O excerto acima, apesar de haver sido escrito há tanto tempo, ainda é uma bela coisa a se dizer sobre e para a humanidade. Ievguêni Bikovski aguarda seu filho para repreendê-lo por haver descoberto que o menino - de apenas sete anos! - anda roubando seus cigarros para fumar escondido. Enquanto Seriója não chega a seu escritório, ele reflete sobre como deve tratar do assunto, já que até o falecimento de sua esposa e mãe da criança, essa era uma tarefa exclusivamente materna. Bikovski, cansado pela rotina administrativa e em duvidando seriamente de sua abordagem, reflete: "É por isso que as mães são insubstituíveis na educação, [...] elas sabem sentir junto com as crianças, chorar, gargalhar... Mas com lógica e moral não se chega a nada". Esse despreparo pedagógico é um problema enfrentado por muitos pais e mesmo mães até hoje, por tratarem seus filhos como adultos, estragando-os com conflitos de complexidade desnecessária.

Retrato feito pelo irmão de Tchékhov, Nikolay
Você pode tirar lições de qualquer coisa no mundo: do desabrochar de uma rosa a uma equação ridiculamente complexa.

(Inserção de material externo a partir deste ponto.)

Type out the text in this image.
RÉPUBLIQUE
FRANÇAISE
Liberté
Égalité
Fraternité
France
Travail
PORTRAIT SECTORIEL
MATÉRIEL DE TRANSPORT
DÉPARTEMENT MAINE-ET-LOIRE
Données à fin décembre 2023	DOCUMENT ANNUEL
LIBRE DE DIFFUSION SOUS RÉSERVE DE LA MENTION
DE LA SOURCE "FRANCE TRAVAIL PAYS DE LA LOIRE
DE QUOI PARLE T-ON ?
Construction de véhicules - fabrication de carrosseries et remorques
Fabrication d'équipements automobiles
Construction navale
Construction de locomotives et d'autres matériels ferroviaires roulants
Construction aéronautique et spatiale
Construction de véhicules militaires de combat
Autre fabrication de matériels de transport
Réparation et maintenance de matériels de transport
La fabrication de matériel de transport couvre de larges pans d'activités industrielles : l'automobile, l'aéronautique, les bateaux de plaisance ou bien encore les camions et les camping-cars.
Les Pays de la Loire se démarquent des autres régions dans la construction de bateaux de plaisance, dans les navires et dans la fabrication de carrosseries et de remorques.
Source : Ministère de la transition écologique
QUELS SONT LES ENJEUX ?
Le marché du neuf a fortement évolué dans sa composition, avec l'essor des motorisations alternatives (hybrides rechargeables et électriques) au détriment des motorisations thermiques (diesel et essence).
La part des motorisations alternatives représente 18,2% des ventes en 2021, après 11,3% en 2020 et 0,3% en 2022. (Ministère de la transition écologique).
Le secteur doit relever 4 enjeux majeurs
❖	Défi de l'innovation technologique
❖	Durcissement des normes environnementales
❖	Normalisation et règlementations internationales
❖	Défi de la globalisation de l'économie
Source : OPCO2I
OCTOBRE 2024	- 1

Essas lições estão espalhadas por aí e basta prestar um pouco de atenção às sutilezas da vida para perceber grandes coisas; foi isso o que eu aprendi com este mestre da literatura: valorizar os pequenos momentos!

O escritor de ficção nascido na Rússia no século XIX (minha época literária favorita, tempos do meu querido Oscar Wilde!) tem um pé na medicina e uma predileção para criar personagens tão cativantes quanto singelos, de profundidade e beleza extraordinárias. Com situações comuns "mostradas" de maneira magnífica, Tchékhov é capaz de chegar ao âmago da personalidade das pessoas - talvez seja por isso que ele consegue nos aproximar e apaixonar tanto!






*Presente na coletânea Um Homem Extraordinário e Outras Histórias, da Editora L&PM, 2007.